Reeleição é possível?

A Constituição paraguaia prevê que o presidente e seu vice "não poderão ser reeleitos em nenhum caso".

A interpretação que tem predominado é que a proibição atinge ex-presidentes. Aliados de Lugo argumentam que a leitura literal do artigo não fala em ex-mandatários.

O plano é inscrever sua candidatura e depois enfrentar na Justiça Eleitoral e na Corte Suprema os questionamentos de opositores.

O senador Carlos Filizzola, da Frente Guasú, diz que, quando Lugo foi deposto, optou por não resistir, temendo conflitos. Ele acredita que agora a situação pode ser outra se a candidatura for impedida.

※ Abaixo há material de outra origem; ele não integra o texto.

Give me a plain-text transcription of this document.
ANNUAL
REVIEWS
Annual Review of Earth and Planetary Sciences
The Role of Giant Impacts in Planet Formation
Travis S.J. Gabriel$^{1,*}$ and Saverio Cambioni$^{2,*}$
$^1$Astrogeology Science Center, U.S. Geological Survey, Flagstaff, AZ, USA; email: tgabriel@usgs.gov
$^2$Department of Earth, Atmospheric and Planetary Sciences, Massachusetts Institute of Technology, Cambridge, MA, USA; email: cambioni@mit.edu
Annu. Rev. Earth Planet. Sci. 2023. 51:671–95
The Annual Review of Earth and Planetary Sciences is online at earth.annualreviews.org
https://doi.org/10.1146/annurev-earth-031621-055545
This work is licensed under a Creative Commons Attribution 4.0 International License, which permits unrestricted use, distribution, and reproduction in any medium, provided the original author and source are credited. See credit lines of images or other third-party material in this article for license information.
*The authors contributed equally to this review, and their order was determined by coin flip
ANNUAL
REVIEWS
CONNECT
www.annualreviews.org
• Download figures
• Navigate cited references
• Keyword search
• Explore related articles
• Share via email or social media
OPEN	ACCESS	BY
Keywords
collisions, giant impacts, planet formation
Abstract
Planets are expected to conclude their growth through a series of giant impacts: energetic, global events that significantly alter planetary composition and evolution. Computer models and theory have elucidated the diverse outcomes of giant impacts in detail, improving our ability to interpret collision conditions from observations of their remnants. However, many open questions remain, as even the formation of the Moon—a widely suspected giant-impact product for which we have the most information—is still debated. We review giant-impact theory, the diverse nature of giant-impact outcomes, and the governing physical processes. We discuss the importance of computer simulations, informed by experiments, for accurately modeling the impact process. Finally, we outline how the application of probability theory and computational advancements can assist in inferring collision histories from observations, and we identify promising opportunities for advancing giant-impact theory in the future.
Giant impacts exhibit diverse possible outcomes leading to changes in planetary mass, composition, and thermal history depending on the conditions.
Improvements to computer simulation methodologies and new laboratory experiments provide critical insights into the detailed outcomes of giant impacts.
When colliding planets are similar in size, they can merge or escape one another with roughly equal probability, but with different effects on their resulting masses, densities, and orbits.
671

"Vai ser muito difícil barrar uma candidatura que está crescendo. Creio que dessa vez, com o apoio que tem, as pessoas vão sair às ruas para protestar. Pode haver um conflito grave", disse à BBC Brasil.

Horacio Cartes também quer se candidatar e vem tentando convencer o Congresso a alterar a Constituição, permitindo a reeleição. Lugo, porém, tem se oposto à proposta, argumentando que a mudança só poderia ser feita com a convocação de uma Assembleia Constituinte pelo próximo presidente, em 2019.

"Tenho certeza absoluta, Lugo não será candidato se não tiver a emenda (constitucional). Ele não poderá nem inscrever a candidatura", diz Bogado.

Questionado se acredita ser possível que o ex-bispo seja autorizado a concorrer, o sociólogo Fernando Masi ri e responde: "Tudo é possível no Paraguai".

Ele ressaltou, no entanto, que o Judiciário do país está sujeito a muitas pressões: "A Justiça não é independente no Paraguai. Está muito ao arbítrio do que dizem os políticos mais fortes e os poderes econômicos".

À BBC Brasil, Lugo disse que respeitará a decisão da Justiça.